After you mix both the dry and wet ingredients, you want to mold the dough into a ball and then flatten it out into a flat disc. After you shape it into a disc, cut the dough into eight pieces and cover it with saran wrap. Place the dough into the refrigerator for at least 30 minutes. By keeping it cold, it will prevent the scone from spreading out and will get the texture you want. When it is time to get it out of the fridge, separate each piece onto a baking stone and bake for 400 degrees. 

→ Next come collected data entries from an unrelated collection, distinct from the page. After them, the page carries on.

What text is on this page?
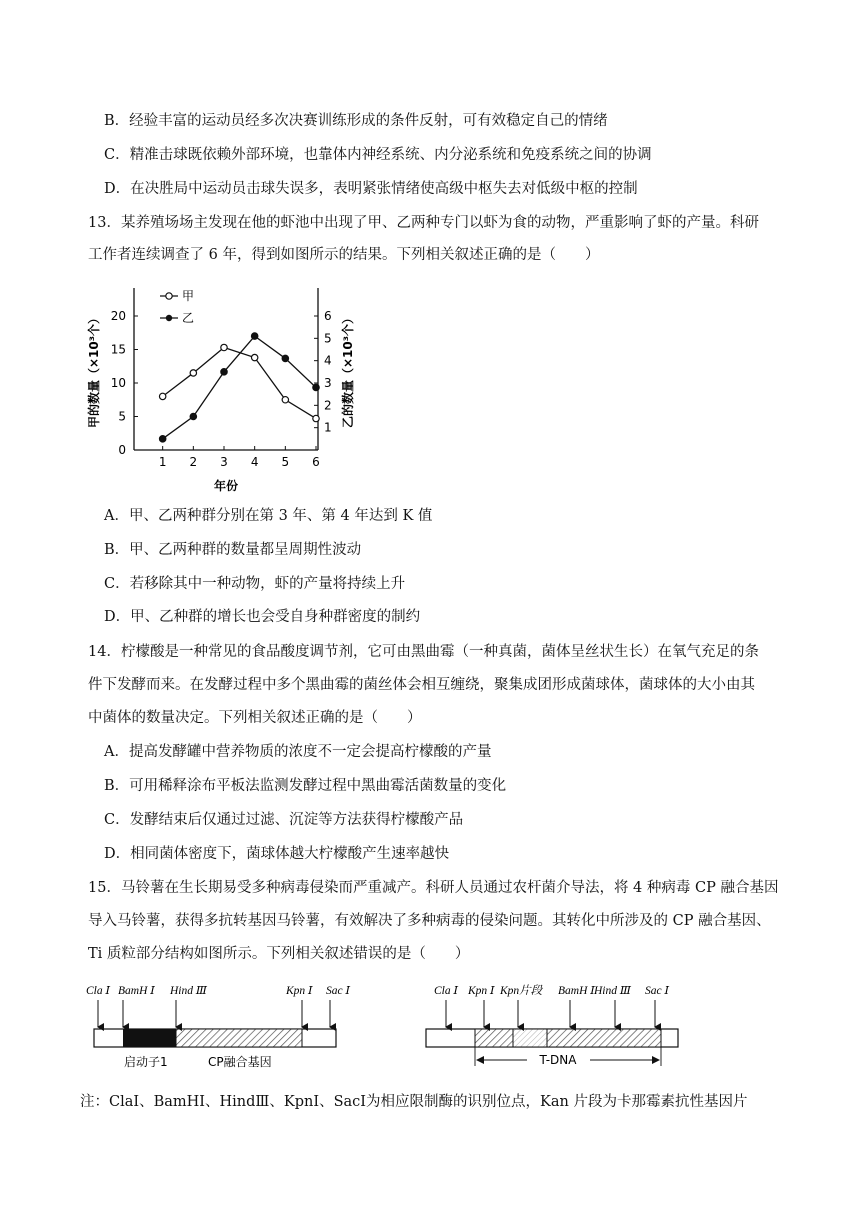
B．经验丰富的运动员经多次决赛训练形成的条件反射，可有效稳定自己的情绪
C．精准击球既依赖外部环境，也靠体内神经系统、内分泌系统和免疫系统之间的协调
D．在决胜局中运动员击球失误多，表明紧张情绪使高级中枢失去对低级中枢的控制
13．某养殖场场主发现在他的虾池中出现了甲、乙两种专门以虾为食的动物，严重影响了虾的产量。科研
工作者连续调查了 6 年，得到如图所示的结果。下列相关叙述正确的是（　　）
0
5
10
15
20
1
2
3
4
5
6
1 2 3 4 5 6
甲
乙
甲的数量（×10³个）	乙的数量（×10³个）
年份
A．甲、乙两种群分别在第 3 年、第 4 年达到 K 值
B．甲、乙两种群的数量都呈周期性波动
C．若移除其中一种动物，虾的产量将持续上升
D．甲、乙种群的增长也会受自身种群密度的制约
14．柠檬酸是一种常见的食品酸度调节剂，它可由黑曲霉（一种真菌，菌体呈丝状生长）在氧气充足的条
件下发酵而来。在发酵过程中多个黑曲霉的菌丝体会相互缠绕，聚集成团形成菌球体，菌球体的大小由其
中菌体的数量决定。下列相关叙述正确的是（　　）
A．提高发酵罐中营养物质的浓度不一定会提高柠檬酸的产量
B．可用稀释涂布平板法监测发酵过程中黑曲霉活菌数量的变化
C．发酵结束后仅通过过滤、沉淀等方法获得柠檬酸产品
D．相同菌体密度下，菌球体越大柠檬酸产生速率越快
15．马铃薯在生长期易受多种病毒侵染而严重减产。科研人员通过农杆菌介导法，将 4 种病毒 CP 融合基因
导入马铃薯，获得多抗转基因马铃薯，有效解决了多种病毒的侵染问题。其转化中所涉及的 CP 融合基因、
Ti 质粒部分结构如图所示。下列相关叙述错误的是（　　）
Cla Ⅰ BamH Ⅰ Hind Ⅲ	Kpn Ⅰ Sac Ⅰ
启动子1	CP融合基因
Cla Ⅰ Kpn Ⅰ Kpn片段 BamH Ⅰ Hind Ⅲ Sac Ⅰ
T-DNA
注：ClaⅠ、BamHⅠ、HindⅢ、KpnⅠ、SacⅠ为相应限制酶的识别位点，Kan 片段为卡那霉素抗性基因片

Baking tip: brush the scones with remaining heavy cream before putting them in the oven to get a crispy finish and glossy glaze.

Blueberry Scones

These scones are the perfect addition to any breakfast. They are soft on the inside with a very flavorful blueberry taste in every bite!
5 from 2 votes
Prep Time 30 minutes
Cook Time 25 minutes
Resting time 30 minutes
Total Time 1 hour 25 minutes
Course Breakfast
Cuisine American
Servings 6

Ingredients
  

Dough

  • 2 cup flour
  • 1/2 cup granulated sugar
  • 2 1/2 tsp baking powder
  • 1 tsp ground cinnamon
  • 1/2 tsp salt
  • 1/2 cup unsalted butter, frozen
  • 1 1/2 tsp vanilla
  • 1 egg
  • 1/2 cup heavy cream
  • 1 1/2 cup blueberries

Icing

  • 1 cup powdered sugar
  • 1/2 tsp vanilla
  • 3 tbsp heavy cream

Instructions
 

  • Mix flour, sugar, baking powder, cinnamon, and salt in a bowl
  • Use a grater to grate the frozen butter and add it to the dry ingredients. Use your fingers or pastry cutter to combine the butter into the dry ingredients. It will turn into small fine crumbs, not large clumps.
  • Whisk the vanilla, egg, and heavy cream until mixed together. Add the blueberries and mix.
  • Flour your counter surface in preparation for forming the dough. You made need to add more flour to the surface as you work the dough to avoid the dough from sticking. Mold the dough into a ball and then flatten it out into a flat disc. Cut the dough into eight pieces. 
  • Brush the surfaces of the eight wedges with the remainder heavy cream.
  • Place scones on a lined baking sheet about 2 inches apart and refrigerate for at least 30 minutes. (I like to leave mine overnight in the fridge).
  • After refrigeration, bake scones at 400 degrees F for 25 minutes until lightly browned. 
  • Ice the scones if desired with vanilla icing.

Notes

Butter will be easier to grate when it is frozen. Grated butter will also allow for the pastry to be flaky on the inside and have a crisp on the outside. 
Keyword blueberry, flaky, scones, soft

3 Comments

  1. 5 stars
    This is by far the best breakfast pastry I’ve ever tasted! It’s so soft and flavorful on the inside and it still tastes incredibly delicious if you briefly warm it up in the microwave even after a couple days!

  2. 5 stars
    Loved this recipe! So delicious. I made it with the kids I nanny. Great call using 2 sticks of butter while grating to keep our fingers safe!

  3. 5 stars
    Scones are notoriously difficult to master the texture and this recipe is.a guaranteed success! I used this for a girls night for the season premiere of Bridgerton and many asked for the recipe- it’s so easy, just remember to stash your butter in the freezer. Such a great addition to my recipe stash!